La comprensión actual de los fármacos antipsicóticos resulta clave para su manejo integral en la práctica clínica. Es así que, para brindar actualización continua a la comunidad médica, Laboratorios Roemmers presenta las cápsulas de neuropsiquiatría, a cargo del Dr. Diego Sarasola, especialista jerarquizado en psiquiatría y psicología médica.
En esta serie abordamos los antipsicóticos, su clasificación, el uso en el contexto de los trastornos conductuales y psicológicos en demencia, así como las indicaciones frente a situaciones especiales tanto patológicas como no patológicas. Durante el transcurso de esta presentación, el especialista expone de manera concisa y práctica los fundamentos de los antipsicóticos, abordando su clasificación, los mecanismos de acción, las indicaciones y la perspectiva actualizada sobre su uso racional.
Se conoce con el término de antipsicóticos a un grupo de drogas desarrolladas alrededor de la década del 50, que siguen usándose hasta la actualidad. El objetivo de estas drogas empezó siendo coartar los llamados síntomas positivos de la esquizofrenia. Con síntomas positivos nos referimos a alucinaciones, delirios, excitación psicomotriz.
En contraste, la esquizofrenia también tiene síntomas llamados negativos, como apatía, alogia, inhibición psicomotriz. El desarrollo alrededor de la década del 50 buscaba coartar lo más problemático en estos pacientes. Por eso en el inicio buscó estos síntomas.
El target de la medicación fue cumplido y durante mucho tiempo se desarrollaron fármacos que solo buscaban inhibir la excitación del paciente, mejorar los delirios y las alucinaciones.
En rigor de verdad, desde un punto de vista semántico, las drogas no son antipsicóticas, antidepresivas, antiepilépticas. Las drogas son neurofármacos que tienen acción a nivel cerebral, bloqueando o estimulando distintos tipos de receptores.

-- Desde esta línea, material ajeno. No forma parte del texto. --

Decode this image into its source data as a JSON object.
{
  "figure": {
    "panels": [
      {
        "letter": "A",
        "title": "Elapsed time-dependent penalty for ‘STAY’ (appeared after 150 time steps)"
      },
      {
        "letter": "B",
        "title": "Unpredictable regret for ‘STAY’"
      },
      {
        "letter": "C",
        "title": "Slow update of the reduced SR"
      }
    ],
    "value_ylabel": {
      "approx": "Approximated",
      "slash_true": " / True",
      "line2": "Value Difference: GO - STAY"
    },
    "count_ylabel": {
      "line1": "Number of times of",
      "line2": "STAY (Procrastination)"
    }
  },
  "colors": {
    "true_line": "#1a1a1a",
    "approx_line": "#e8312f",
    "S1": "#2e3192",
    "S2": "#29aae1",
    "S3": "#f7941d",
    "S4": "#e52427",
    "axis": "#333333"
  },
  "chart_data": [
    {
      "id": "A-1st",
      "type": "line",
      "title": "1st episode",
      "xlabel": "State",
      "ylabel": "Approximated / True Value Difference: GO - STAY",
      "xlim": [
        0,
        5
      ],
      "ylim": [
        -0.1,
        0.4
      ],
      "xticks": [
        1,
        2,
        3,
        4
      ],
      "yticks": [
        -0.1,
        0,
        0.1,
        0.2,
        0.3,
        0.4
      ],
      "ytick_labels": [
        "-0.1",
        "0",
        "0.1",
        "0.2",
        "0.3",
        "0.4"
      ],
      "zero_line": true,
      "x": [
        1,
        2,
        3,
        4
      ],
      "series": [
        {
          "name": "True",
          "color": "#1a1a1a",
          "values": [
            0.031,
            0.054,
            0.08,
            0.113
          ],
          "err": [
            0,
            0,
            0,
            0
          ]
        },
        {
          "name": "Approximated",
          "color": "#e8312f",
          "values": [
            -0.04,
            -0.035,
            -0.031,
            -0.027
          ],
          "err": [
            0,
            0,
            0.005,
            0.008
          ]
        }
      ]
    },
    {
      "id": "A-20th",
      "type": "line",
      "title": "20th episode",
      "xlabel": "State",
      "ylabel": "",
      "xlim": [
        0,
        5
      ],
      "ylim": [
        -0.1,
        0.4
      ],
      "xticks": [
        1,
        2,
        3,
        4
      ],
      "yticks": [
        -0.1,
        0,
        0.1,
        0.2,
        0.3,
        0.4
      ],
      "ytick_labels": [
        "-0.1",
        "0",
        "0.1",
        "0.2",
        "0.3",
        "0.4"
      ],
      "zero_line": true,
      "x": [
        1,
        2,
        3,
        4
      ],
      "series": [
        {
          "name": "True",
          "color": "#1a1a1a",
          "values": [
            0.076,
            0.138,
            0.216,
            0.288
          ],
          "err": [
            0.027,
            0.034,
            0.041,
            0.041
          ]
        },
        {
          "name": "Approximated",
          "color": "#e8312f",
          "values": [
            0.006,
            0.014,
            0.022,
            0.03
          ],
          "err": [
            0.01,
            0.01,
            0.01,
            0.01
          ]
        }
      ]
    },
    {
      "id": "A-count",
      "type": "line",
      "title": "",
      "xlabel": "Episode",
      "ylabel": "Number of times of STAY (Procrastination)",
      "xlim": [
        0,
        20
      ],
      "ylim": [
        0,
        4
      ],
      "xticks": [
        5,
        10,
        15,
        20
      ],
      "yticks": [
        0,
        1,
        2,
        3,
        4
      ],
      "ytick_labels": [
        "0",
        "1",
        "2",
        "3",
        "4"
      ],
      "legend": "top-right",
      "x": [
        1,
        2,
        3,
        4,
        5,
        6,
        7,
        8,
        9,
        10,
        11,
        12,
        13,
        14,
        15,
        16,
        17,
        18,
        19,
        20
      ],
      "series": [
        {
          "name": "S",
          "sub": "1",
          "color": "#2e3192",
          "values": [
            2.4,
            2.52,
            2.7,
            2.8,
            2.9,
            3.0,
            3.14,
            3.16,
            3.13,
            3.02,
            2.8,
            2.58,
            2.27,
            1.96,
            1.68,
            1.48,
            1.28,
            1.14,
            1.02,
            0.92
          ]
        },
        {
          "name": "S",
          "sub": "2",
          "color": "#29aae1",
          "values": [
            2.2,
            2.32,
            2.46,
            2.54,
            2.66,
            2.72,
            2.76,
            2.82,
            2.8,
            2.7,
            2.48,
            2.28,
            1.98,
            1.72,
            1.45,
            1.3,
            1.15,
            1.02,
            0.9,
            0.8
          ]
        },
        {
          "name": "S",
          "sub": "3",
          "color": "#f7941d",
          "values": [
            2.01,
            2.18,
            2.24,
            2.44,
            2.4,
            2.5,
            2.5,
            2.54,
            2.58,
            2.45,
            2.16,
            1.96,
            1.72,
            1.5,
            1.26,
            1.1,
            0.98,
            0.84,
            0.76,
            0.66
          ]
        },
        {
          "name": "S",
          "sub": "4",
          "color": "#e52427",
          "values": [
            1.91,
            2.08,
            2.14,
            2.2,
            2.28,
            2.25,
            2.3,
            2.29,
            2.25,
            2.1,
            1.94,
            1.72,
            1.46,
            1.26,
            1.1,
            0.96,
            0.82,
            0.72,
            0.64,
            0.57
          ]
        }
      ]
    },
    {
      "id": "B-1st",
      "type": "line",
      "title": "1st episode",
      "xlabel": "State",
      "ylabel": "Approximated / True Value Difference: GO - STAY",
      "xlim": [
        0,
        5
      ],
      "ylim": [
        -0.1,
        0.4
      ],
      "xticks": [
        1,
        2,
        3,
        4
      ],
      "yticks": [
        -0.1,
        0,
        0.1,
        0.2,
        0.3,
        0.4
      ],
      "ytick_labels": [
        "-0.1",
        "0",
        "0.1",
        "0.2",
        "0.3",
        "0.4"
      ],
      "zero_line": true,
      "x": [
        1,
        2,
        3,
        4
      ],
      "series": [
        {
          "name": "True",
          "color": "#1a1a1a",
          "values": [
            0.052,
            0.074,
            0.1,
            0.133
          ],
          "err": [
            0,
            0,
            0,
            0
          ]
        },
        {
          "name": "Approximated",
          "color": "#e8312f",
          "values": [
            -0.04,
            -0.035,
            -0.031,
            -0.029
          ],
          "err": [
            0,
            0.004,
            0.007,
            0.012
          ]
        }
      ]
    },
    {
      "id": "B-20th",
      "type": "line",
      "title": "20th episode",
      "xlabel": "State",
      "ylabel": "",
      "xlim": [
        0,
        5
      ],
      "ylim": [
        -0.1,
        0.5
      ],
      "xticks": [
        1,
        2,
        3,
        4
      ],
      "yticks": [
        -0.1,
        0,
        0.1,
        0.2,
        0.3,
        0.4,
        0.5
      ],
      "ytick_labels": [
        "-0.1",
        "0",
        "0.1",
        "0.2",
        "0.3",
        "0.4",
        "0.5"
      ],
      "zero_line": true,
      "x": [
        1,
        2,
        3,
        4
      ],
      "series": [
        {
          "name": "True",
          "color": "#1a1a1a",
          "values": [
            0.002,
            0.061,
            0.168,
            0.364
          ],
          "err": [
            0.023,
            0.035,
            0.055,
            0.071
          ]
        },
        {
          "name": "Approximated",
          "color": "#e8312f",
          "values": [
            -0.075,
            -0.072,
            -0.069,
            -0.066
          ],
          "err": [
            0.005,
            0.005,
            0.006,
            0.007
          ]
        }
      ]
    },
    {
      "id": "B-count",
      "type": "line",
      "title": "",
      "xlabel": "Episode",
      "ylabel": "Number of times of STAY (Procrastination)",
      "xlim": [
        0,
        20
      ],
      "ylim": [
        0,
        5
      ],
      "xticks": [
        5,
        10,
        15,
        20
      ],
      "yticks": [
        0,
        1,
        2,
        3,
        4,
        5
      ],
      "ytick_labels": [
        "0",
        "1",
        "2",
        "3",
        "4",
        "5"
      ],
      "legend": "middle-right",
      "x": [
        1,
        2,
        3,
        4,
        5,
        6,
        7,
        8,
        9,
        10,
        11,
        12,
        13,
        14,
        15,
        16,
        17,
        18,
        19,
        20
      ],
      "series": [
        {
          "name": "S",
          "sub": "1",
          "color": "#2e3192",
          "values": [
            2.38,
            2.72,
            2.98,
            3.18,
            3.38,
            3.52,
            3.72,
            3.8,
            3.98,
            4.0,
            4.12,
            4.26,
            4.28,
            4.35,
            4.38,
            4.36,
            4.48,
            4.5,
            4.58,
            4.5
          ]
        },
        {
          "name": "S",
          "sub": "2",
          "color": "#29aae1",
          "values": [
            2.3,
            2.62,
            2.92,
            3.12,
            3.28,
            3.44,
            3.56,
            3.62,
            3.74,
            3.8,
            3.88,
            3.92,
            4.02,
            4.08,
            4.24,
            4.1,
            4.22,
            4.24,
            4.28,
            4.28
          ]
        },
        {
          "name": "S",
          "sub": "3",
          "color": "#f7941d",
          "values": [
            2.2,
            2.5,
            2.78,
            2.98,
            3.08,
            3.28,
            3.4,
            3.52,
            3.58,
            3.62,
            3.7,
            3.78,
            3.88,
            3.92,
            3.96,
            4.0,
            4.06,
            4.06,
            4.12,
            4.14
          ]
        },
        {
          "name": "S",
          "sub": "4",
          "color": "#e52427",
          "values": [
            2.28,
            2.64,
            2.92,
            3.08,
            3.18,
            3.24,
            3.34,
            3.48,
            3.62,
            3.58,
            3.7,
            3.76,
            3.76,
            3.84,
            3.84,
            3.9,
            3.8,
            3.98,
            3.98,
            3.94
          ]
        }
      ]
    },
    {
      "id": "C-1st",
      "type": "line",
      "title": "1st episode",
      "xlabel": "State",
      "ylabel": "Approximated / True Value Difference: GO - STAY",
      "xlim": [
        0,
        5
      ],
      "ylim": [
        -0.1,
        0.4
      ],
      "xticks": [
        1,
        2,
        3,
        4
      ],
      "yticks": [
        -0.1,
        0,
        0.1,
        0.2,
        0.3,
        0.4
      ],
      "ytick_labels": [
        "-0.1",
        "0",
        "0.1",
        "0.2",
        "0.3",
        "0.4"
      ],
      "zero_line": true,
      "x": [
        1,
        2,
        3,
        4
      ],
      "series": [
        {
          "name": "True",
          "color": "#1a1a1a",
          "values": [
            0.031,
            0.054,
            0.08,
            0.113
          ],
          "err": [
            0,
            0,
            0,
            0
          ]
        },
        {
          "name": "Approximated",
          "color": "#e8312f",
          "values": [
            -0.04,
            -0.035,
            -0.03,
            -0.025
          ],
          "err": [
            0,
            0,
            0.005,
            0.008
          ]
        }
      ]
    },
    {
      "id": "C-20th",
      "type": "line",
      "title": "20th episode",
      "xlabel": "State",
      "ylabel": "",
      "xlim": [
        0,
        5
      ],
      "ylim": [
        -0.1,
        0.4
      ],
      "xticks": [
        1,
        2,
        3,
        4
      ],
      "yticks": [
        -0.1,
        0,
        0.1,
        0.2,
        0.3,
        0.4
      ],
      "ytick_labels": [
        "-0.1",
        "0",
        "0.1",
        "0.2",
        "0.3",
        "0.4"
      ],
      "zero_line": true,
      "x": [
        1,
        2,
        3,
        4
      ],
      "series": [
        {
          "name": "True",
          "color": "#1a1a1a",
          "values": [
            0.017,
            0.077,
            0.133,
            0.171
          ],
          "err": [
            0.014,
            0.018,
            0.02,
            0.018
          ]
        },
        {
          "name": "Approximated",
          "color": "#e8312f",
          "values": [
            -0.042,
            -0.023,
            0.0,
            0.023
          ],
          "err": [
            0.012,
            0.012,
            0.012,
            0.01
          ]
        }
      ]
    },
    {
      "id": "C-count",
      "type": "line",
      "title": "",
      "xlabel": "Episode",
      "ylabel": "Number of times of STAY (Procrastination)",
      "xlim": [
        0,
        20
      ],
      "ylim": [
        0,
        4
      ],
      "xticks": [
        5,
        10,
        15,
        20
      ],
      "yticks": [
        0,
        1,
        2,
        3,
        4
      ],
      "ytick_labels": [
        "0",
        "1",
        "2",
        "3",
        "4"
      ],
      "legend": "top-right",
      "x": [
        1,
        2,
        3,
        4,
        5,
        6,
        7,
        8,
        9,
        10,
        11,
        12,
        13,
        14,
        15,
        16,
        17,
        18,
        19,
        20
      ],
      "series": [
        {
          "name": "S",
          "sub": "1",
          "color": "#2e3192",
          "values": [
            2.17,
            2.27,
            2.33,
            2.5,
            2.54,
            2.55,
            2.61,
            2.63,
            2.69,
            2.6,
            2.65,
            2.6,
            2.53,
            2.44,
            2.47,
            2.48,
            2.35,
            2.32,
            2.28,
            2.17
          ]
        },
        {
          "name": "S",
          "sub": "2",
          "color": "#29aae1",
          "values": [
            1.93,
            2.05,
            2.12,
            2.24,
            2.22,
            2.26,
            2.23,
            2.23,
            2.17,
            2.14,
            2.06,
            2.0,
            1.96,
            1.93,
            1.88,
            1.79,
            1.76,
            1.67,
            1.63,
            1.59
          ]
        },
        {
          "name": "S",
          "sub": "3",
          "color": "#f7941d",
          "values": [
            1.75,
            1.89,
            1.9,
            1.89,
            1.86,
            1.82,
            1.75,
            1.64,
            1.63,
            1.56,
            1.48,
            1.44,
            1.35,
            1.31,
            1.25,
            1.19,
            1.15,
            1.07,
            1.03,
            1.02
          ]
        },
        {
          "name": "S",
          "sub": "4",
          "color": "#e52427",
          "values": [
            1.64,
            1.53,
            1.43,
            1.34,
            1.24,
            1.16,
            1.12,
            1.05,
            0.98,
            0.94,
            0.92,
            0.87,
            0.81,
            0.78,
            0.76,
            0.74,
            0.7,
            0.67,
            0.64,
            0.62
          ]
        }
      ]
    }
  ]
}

Esta aclaración es muy importante porque lleva a confusiones en el uso clínico con los pacientes. Es muy común que el paciente refierea al médico clínico: "yo no tengo esquizofrenia, yo no tengo trastorno bipolar", porque justamente ese es el uso aprobado y el uso que uno asocia con el término antipsicóticos.
Si entendemos esto, vamos a tener destrabada la primera dificultad con el paciente, que siempre es semántica. Los pacientes pueden aceptar una droga que esté destinada a que duerman, a que estén tranquilos, pero difícilmente acepten una droga cuyo término sea antipsicótico.
Siguiendo este concepto semántico y más moderno, las drogas se han ido clasificando por distintas generaciones.:
- Las drogas de primera generación son las drogas que clásicamente bloquean el receptor dopaminérgico D2 y, por lo tanto, tienen síntomas extrapiramidales como eventos adversos o hiperpolactinemia.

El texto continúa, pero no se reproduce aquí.